TODAY is Galileo’s birthday – he was born on February 15, 1564. But we don’t have to go back 450 years to find someone building his own telescopes and making astronomical discoveries.

In the 1860s a remarkable man was doing the same thing in Huntingdonshire.

John Wheatley was born to a poor family at Earith and spent most of his life as the village carpenter at Bluntisham. But he did many other things as well.

As a young man he read a book about astronomy and became fascinated with the subject. There was no way a village carpenter could afford to buy a telescope in those days so Wheatley made his own.

Good glass wasn’t available then so most telescopes were reflectors, using a mirror made from a mixture of copper and tin instead of a glass lens.

Wheatley built a furnace outside his workshop and cast his own mirror, then spent six weeks carefully grinding it to the correct curve. The metal was very brittle and his first three attempts all cracked.

But by Christmas 1865 he had a perfect mirror 18 inches in diameter. Four years later an observatory in Australia set up a 48-inch reflector in the “Great Melbourne Telescope” – so on a smaller scale our Bluntisham village carpenter was using the same technology as the foremost observatories in the world.

Not long afterwards new inventions meant that silvered glass could be used for reflectors and Wheatley could get workable lenses for tubular telescopes as well. He made several and used them to make important observations, corresponding with some of the leading astronomers of the day.

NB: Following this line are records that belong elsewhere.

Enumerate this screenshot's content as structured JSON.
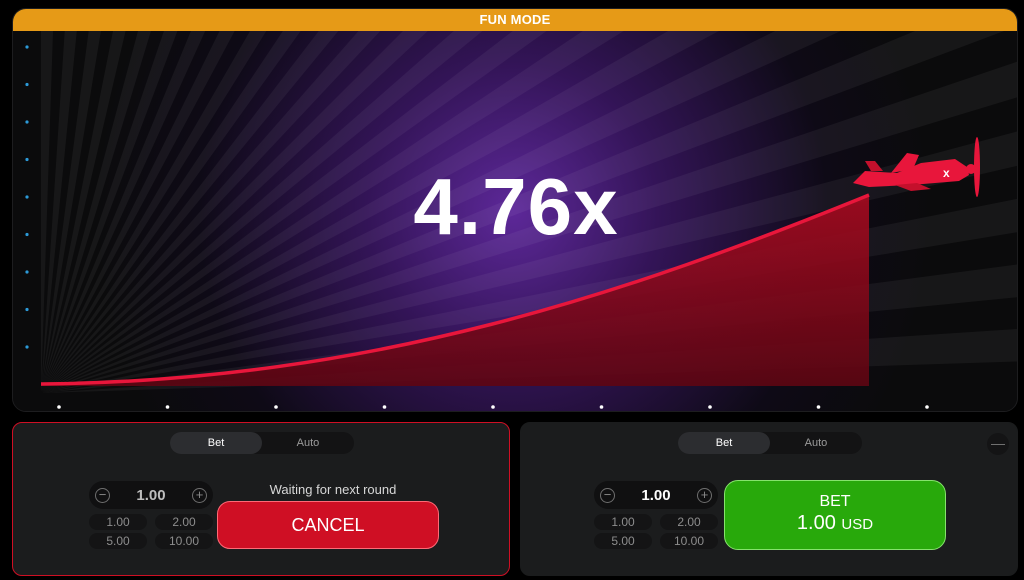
{
  "banner": "FUN MODE",
  "multiplier": "4.76x",
  "colors": {
    "banner": "#e69a17",
    "curve": "#e8163b",
    "cancel": "#cf0f24",
    "bet": "#28a90b"
  },
  "plane_icon": "red-propeller-plane-icon",
  "left_panel": {
    "tabs": [
      "Bet",
      "Auto"
    ],
    "active_tab": "Bet",
    "amount": "1.00",
    "quick": [
      "1.00",
      "2.00",
      "5.00",
      "10.00"
    ],
    "status": "Waiting for next round",
    "action": "CANCEL"
  },
  "right_panel": {
    "tabs": [
      "Bet",
      "Auto"
    ],
    "active_tab": "Bet",
    "amount": "1.00",
    "quick": [
      "1.00",
      "2.00",
      "5.00",
      "10.00"
    ],
    "bet_label": "BET",
    "bet_amount": "1.00",
    "bet_currency": "USD",
    "remove_label": "—"
  }
}
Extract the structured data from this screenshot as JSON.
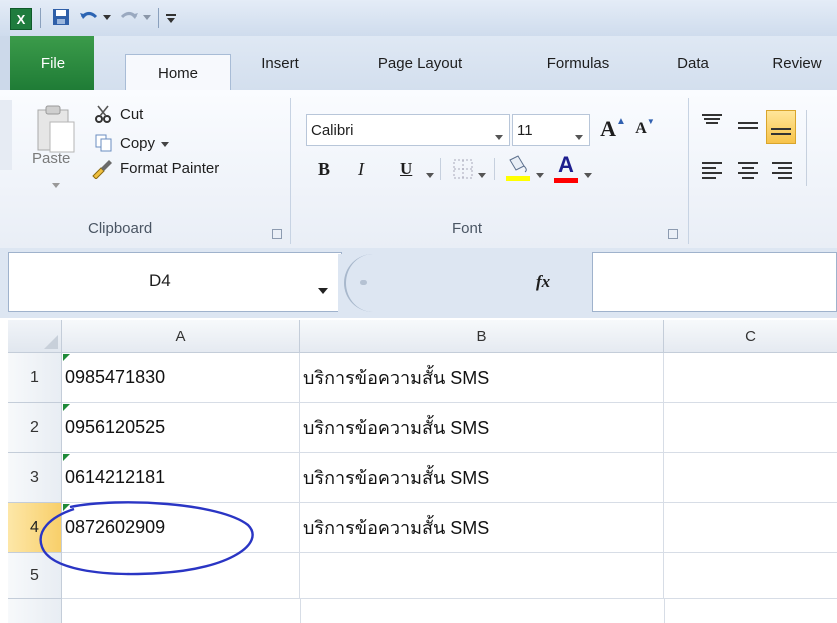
{
  "quick_access": {
    "icons": [
      "excel-icon",
      "save-icon",
      "undo-icon",
      "redo-icon",
      "customize-qat-icon"
    ],
    "app_letter": "X"
  },
  "tabs": {
    "file": "File",
    "items": [
      "Home",
      "Insert",
      "Page Layout",
      "Formulas",
      "Data",
      "Review"
    ],
    "active": "Home"
  },
  "ribbon": {
    "clipboard": {
      "label": "Clipboard",
      "paste": "Paste",
      "cut": "Cut",
      "copy": "Copy",
      "format_painter": "Format Painter"
    },
    "font": {
      "label": "Font",
      "name": "Calibri",
      "size": "11",
      "bold": "B",
      "italic": "I",
      "underline": "U",
      "grow": "A",
      "shrink": "A",
      "color_letter": "A",
      "highlight_color": "#ffff00",
      "font_color": "#ff0000"
    }
  },
  "formula_bar": {
    "name_box": "D4",
    "fx": "fx",
    "formula": ""
  },
  "sheet": {
    "columns": [
      "A",
      "B",
      "C"
    ],
    "rows": [
      {
        "num": "1",
        "a": "0985471830",
        "b": "บริการข้อความสั้น SMS"
      },
      {
        "num": "2",
        "a": "0956120525",
        "b": "บริการข้อความสั้น SMS"
      },
      {
        "num": "3",
        "a": "0614212181",
        "b": "บริการข้อความสั้น SMS"
      },
      {
        "num": "4",
        "a": "0872602909",
        "b": "บริการข้อความสั้น SMS"
      },
      {
        "num": "5",
        "a": "",
        "b": ""
      }
    ],
    "active_row": "4",
    "annotation_color": "#2a35c4"
  }
}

He wasn’t just an astronomer. He was a talented musician, so he made his own cello. He was a devout Nonconformist and played an important part in building the Bluntisham Meeting House and Sunday School in the 1870s, carving the decorative woodwork that can still be seen there.

The Norris Museum has a circular table he made with patterns cut from different woods, complete with his description of how he made it and even which trees the wood came from – oak, maple and walnut, all from Bluntisham.

We’ve still got that 18-inch telescope mirror as well, together with the pitch pipe Wheatley made for starting the hymn-singing in the Meeting House.

This awesomely talented man died in 1888, still the Bluntisham village carpenter.